Gelelim başkanlık yarışına
Aslında başkanlık yarışı Trump ve Biden ikilisi ile başladı. Biden’ın kripto varlıklara olan tavrını kısaca hatırlamak gerekirse kendisi başkanlık yaptığı dönemde (Mart 2022) hükümetten 6 ay içerisinde kripto varlıklarla ilgili görüşlerini belirtmelerini istemişti. Bu sırada Kasım ayında FTX battı ve yönetim bankacılık ve diğer kurumlar tarafından kripto varlıklara giden yolları kesmeye başladı. Bunun ardından da kriptoya angaje bankaların iflas açıklamaları ve batışlarına şahit olduk. Ocak 2023’te de FDIC ve Federal Reserve’den bankaların kripto varlıklarını desteklemelerine şiddetle karşı olduklarını belirten bir açıklama geldi. Kısacası, Biden yönetiminin kripto varlıklara karşı oldukça hasmane bir tutum takındığını söylemek mümkün.

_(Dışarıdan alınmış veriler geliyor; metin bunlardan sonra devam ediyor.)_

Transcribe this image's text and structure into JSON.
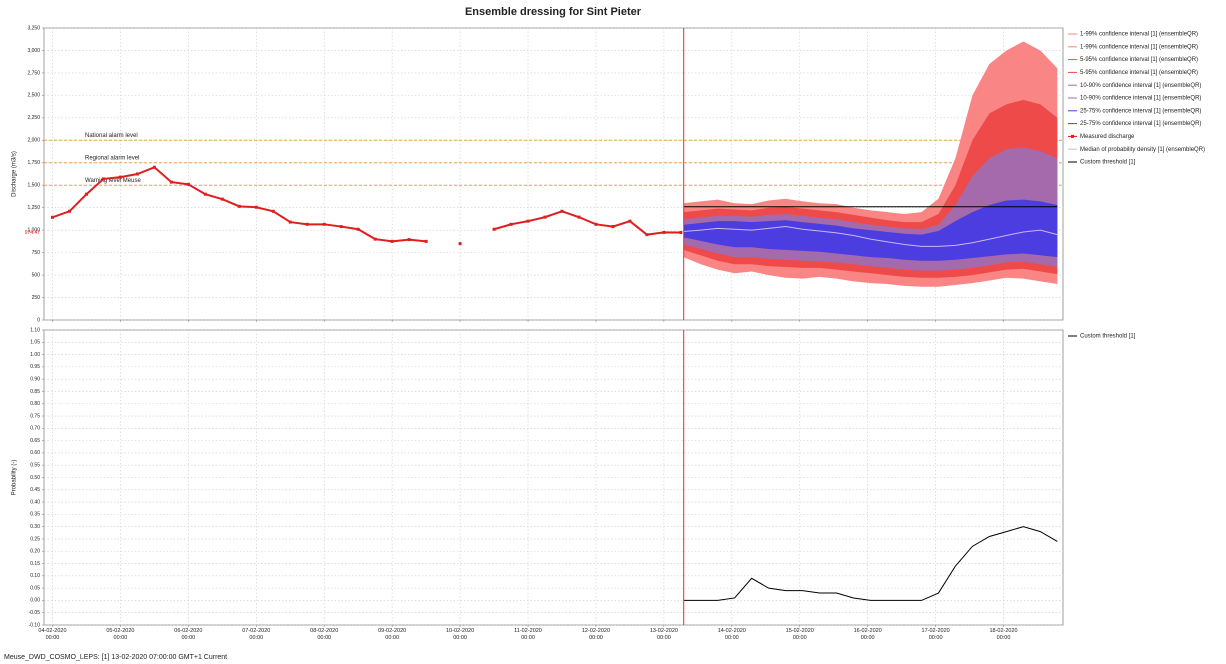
{
  "footer": "Meuse_DWD_COSMO_LEPS: [1] 13-02-2020 07:00:00 GMT+1 Current",
  "chart_data": [
    {
      "type": "line",
      "title": "Ensemble dressing for Sint Pieter",
      "ylabel": "Discharge (m3/s)",
      "xlim": [
        "03-02-2020 21:00",
        "18-02-2020 21:00"
      ],
      "ylim": [
        0,
        3250
      ],
      "yticks": [
        0,
        250,
        500,
        750,
        {
          "value": 1000,
          "label": "1,000"
        },
        {
          "value": 1250,
          "label": "1,250"
        },
        {
          "value": 1500,
          "label": "1,500"
        },
        {
          "value": 1750,
          "label": "1,750"
        },
        {
          "value": 2000,
          "label": "2,000"
        },
        {
          "value": 2250,
          "label": "2,250"
        },
        {
          "value": 2500,
          "label": "2,500"
        },
        {
          "value": 2750,
          "label": "2,750"
        },
        {
          "value": 3000,
          "label": "3,000"
        },
        {
          "value": 3250,
          "label": "3,250"
        }
      ],
      "grid": true,
      "forecast_time": "13-02-2020 07:00",
      "last_value": {
        "value": 974.47,
        "label": "974.47"
      },
      "alarm_color": "#f0a040",
      "thresholds": [
        {
          "label": "National alarm level",
          "value": 2000
        },
        {
          "label": "Regional alarm level",
          "value": 1750
        },
        {
          "label": "Warning level Meuse",
          "value": 1500
        }
      ],
      "x": [
        "13-02-2020 07:00",
        "13-02-2020 13:00",
        "13-02-2020 19:00",
        "14-02-2020 01:00",
        "14-02-2020 07:00",
        "14-02-2020 13:00",
        "14-02-2020 19:00",
        "15-02-2020 01:00",
        "15-02-2020 07:00",
        "15-02-2020 13:00",
        "15-02-2020 19:00",
        "16-02-2020 01:00",
        "16-02-2020 07:00",
        "16-02-2020 13:00",
        "16-02-2020 19:00",
        "17-02-2020 01:00",
        "17-02-2020 07:00",
        "17-02-2020 13:00",
        "17-02-2020 19:00",
        "18-02-2020 01:00",
        "18-02-2020 07:00",
        "18-02-2020 13:00",
        "18-02-2020 19:00"
      ],
      "series": [
        {
          "name": "1-99% confidence interval [1] (ensembleQR)",
          "color": "#f98585",
          "values": [
            700,
            620,
            560,
            520,
            540,
            500,
            470,
            460,
            480,
            460,
            430,
            410,
            400,
            380,
            370,
            370,
            390,
            410,
            440,
            470,
            460,
            430,
            400
          ]
        },
        {
          "name": "1-99% confidence interval [1] (ensembleQR)",
          "color": "#f98585",
          "values": [
            1300,
            1320,
            1340,
            1300,
            1290,
            1330,
            1350,
            1320,
            1300,
            1290,
            1250,
            1220,
            1200,
            1180,
            1200,
            1350,
            1800,
            2500,
            2850,
            3000,
            3100,
            3000,
            2800
          ]
        },
        {
          "name": "5-95% confidence interval [1] (ensembleQR)",
          "color": "#ee4a4a",
          "values": [
            780,
            720,
            660,
            620,
            620,
            600,
            590,
            580,
            580,
            560,
            540,
            520,
            500,
            480,
            470,
            470,
            480,
            500,
            530,
            560,
            570,
            540,
            510
          ]
        },
        {
          "name": "5-95% confidence interval [1] (ensembleQR)",
          "color": "#ee4a4a",
          "values": [
            1200,
            1220,
            1240,
            1230,
            1220,
            1250,
            1260,
            1240,
            1220,
            1200,
            1170,
            1140,
            1110,
            1090,
            1090,
            1180,
            1500,
            2000,
            2300,
            2400,
            2450,
            2400,
            2250
          ]
        },
        {
          "name": "10-90% confidence interval [1] (ensembleQR)",
          "color": "#a46aac",
          "values": [
            840,
            790,
            740,
            700,
            700,
            680,
            670,
            660,
            650,
            640,
            620,
            600,
            580,
            560,
            550,
            550,
            560,
            580,
            610,
            640,
            650,
            620,
            590
          ]
        },
        {
          "name": "10-90% confidence interval [1] (ensembleQR)",
          "color": "#a46aac",
          "values": [
            1120,
            1140,
            1160,
            1160,
            1150,
            1170,
            1180,
            1160,
            1140,
            1120,
            1090,
            1060,
            1040,
            1020,
            1010,
            1060,
            1280,
            1600,
            1800,
            1900,
            1920,
            1880,
            1800
          ]
        },
        {
          "name": "25-75% confidence interval [1] (ensembleQR)",
          "color": "#4b3de0",
          "values": [
            920,
            880,
            840,
            810,
            810,
            790,
            780,
            770,
            760,
            740,
            720,
            700,
            690,
            670,
            660,
            660,
            670,
            690,
            710,
            730,
            740,
            720,
            700
          ]
        },
        {
          "name": "25-75% confidence interval [1] (ensembleQR)",
          "color": "#4b3de0",
          "values": [
            1060,
            1080,
            1100,
            1100,
            1090,
            1100,
            1110,
            1090,
            1070,
            1050,
            1020,
            1000,
            980,
            960,
            950,
            990,
            1100,
            1200,
            1280,
            1330,
            1340,
            1320,
            1280
          ]
        },
        {
          "name": "Measured discharge",
          "color": "#e01e1e",
          "marker": "square",
          "x": [
            "04-02-2020 00:00",
            "04-02-2020 06:00",
            "04-02-2020 12:00",
            "04-02-2020 18:00",
            "05-02-2020 00:00",
            "05-02-2020 06:00",
            "05-02-2020 12:00",
            "05-02-2020 18:00",
            "06-02-2020 00:00",
            "06-02-2020 06:00",
            "06-02-2020 12:00",
            "06-02-2020 18:00",
            "07-02-2020 00:00",
            "07-02-2020 06:00",
            "07-02-2020 12:00",
            "07-02-2020 18:00",
            "08-02-2020 00:00",
            "08-02-2020 06:00",
            "08-02-2020 12:00",
            "08-02-2020 18:00",
            "09-02-2020 00:00",
            "09-02-2020 06:00",
            "09-02-2020 12:00",
            "09-02-2020 18:00",
            "10-02-2020 00:00",
            "10-02-2020 06:00",
            "10-02-2020 12:00",
            "10-02-2020 18:00",
            "11-02-2020 00:00",
            "11-02-2020 06:00",
            "11-02-2020 12:00",
            "11-02-2020 18:00",
            "12-02-2020 00:00",
            "12-02-2020 06:00",
            "12-02-2020 12:00",
            "12-02-2020 18:00",
            "13-02-2020 00:00",
            "13-02-2020 06:00"
          ],
          "values": [
            1143,
            1210,
            1400,
            1570,
            1590,
            1625,
            1700,
            1535,
            1510,
            1400,
            1345,
            1265,
            1255,
            1210,
            1090,
            1065,
            1065,
            1040,
            1010,
            900,
            875,
            895,
            875,
            null,
            850,
            null,
            1010,
            1065,
            1100,
            1145,
            1210,
            1145,
            1065,
            1040,
            1100,
            950,
            975,
            974
          ]
        },
        {
          "name": "Median of probability density [1] (ensembleQR)",
          "color": "#cdb8ee",
          "values": [
            985,
            1000,
            1020,
            1010,
            1000,
            1020,
            1040,
            1010,
            990,
            970,
            940,
            900,
            870,
            840,
            820,
            820,
            830,
            860,
            900,
            940,
            980,
            1000,
            950
          ]
        },
        {
          "name": "Custom threshold [1]",
          "color": "#000000",
          "x": [
            "13-02-2020 07:00",
            "18-02-2020 19:00"
          ],
          "values": [
            1260,
            1260
          ]
        }
      ]
    },
    {
      "type": "line",
      "ylabel": "Probability (-)",
      "xlim": [
        "03-02-2020 21:00",
        "18-02-2020 21:00"
      ],
      "xticks": [
        "04-02-2020 00:00",
        "05-02-2020 00:00",
        "06-02-2020 00:00",
        "07-02-2020 00:00",
        "08-02-2020 00:00",
        "09-02-2020 00:00",
        "10-02-2020 00:00",
        "11-02-2020 00:00",
        "12-02-2020 00:00",
        "13-02-2020 00:00",
        "14-02-2020 00:00",
        "15-02-2020 00:00",
        "16-02-2020 00:00",
        "17-02-2020 00:00",
        "18-02-2020 00:00"
      ],
      "ylim": [
        -0.1,
        1.1
      ],
      "yticks": [
        {
          "value": -0.1,
          "label": "-0.10"
        },
        -0.05,
        {
          "value": 0,
          "label": "0.00"
        },
        0.05,
        {
          "value": 0.1,
          "label": "0.10"
        },
        0.15,
        {
          "value": 0.2,
          "label": "0.20"
        },
        0.25,
        {
          "value": 0.3,
          "label": "0.30"
        },
        0.35,
        {
          "value": 0.4,
          "label": "0.40"
        },
        0.45,
        {
          "value": 0.5,
          "label": "0.50"
        },
        0.55,
        {
          "value": 0.6,
          "label": "0.60"
        },
        0.65,
        {
          "value": 0.7,
          "label": "0.70"
        },
        0.75,
        {
          "value": 0.8,
          "label": "0.80"
        },
        0.85,
        {
          "value": 0.9,
          "label": "0.90"
        },
        0.95,
        {
          "value": 1,
          "label": "1.00"
        },
        1.05,
        {
          "value": 1.1,
          "label": "1.10"
        }
      ],
      "grid": true,
      "forecast_time": "13-02-2020 07:00",
      "x": [
        "13-02-2020 07:00",
        "13-02-2020 13:00",
        "13-02-2020 19:00",
        "14-02-2020 01:00",
        "14-02-2020 07:00",
        "14-02-2020 13:00",
        "14-02-2020 19:00",
        "15-02-2020 01:00",
        "15-02-2020 07:00",
        "15-02-2020 13:00",
        "15-02-2020 19:00",
        "16-02-2020 01:00",
        "16-02-2020 07:00",
        "16-02-2020 13:00",
        "16-02-2020 19:00",
        "17-02-2020 01:00",
        "17-02-2020 07:00",
        "17-02-2020 13:00",
        "17-02-2020 19:00",
        "18-02-2020 01:00",
        "18-02-2020 07:00",
        "18-02-2020 13:00",
        "18-02-2020 19:00"
      ],
      "series": [
        {
          "name": "Custom threshold [1]",
          "color": "#000000",
          "values": [
            0,
            0,
            0,
            0.01,
            0.09,
            0.05,
            0.04,
            0.04,
            0.03,
            0.03,
            0.01,
            0,
            0,
            0,
            0,
            0.03,
            0.14,
            0.22,
            0.26,
            0.28,
            0.3,
            0.28,
            0.24
          ]
        }
      ]
    }
  ]
}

Trump ile çıktığı ilk başkanlık münazarasından sonra tepki toplayan Biden başkanlık yarışından çekildi ve yerini yardımcısı Kamala Harris’e bıraktı. Harris’in bu döneme kadar kripto ile ilgili bir söylemi yoktu; nitekim hala yok. Her ne kadar kampanya ekibinde daha önce kripto borsalarında çalışmış kişilerin olduğu söylense de Biden döneminde kriptoya hasmane tutumu en çok destekleyen kişilerden biri olan Bharat Ramamurti Harris’in başdanışmanı. Seçildiği zaman Gary Gensler’i hazine başkanı yapacağı söylentisi ise ekosistemin korkulu rüyası.
Gelelim Trump’a. Geçmişte kripto varlıklarla ilgili çok da olumlu demeçleri olmayan Trump, bu seçim kampanyasında kucaklayıcı bir tavır takındı. Bitcoin konferansında çıkıp konuşma yapan ve seçilirse Bitcoin’i rezerv paralara ekleyip Gary Gensler’i kovacağını açıklayan Trump, hem kripto sektöründen (Winklevoss kardeşler, Kraken’in CEO’su, Ripple’ın CEO’su, Elon Musk, Cathie Wood gibi isimlerden) hem de kripto destekçilerinden oldukça destek görüyor. Kendisi geçtiğimiz günlerde bir barda Bitcoin kullanarak ödeme bile yaptı.
Bizi neler bekliyor?
Kripto ilk kez ABD seçimlerine konu oldu ve rüzgara da yön veriyor gibi gözüküyor. Biden hala yarışta olsaydı muhtemelen kripto ile ilgili şimdiye kadar izlediği politikaya devam edecekti. Esas merak edilen Harris seçilirse ne olacağı. Onun da seçilirse Biden politikasını sürdürmesi muhtemel gibi gözüküyor; bu noktada SEC başkanı Gary Gensler’in rolünün ne olacağı ise kritik. Trump seçilir ve “şu ana kadarki sözleri eyleme dönüşür ise” senaryo olumlu olabilir. Ayrıca Trump, şu an SEC’nin Cumhuriyetçi üyesi olan Hester Pearce’i başkan olarak atarsa kriptoyu kucaklayıcı bir dönemin başlayacağını söyleyebiliriz.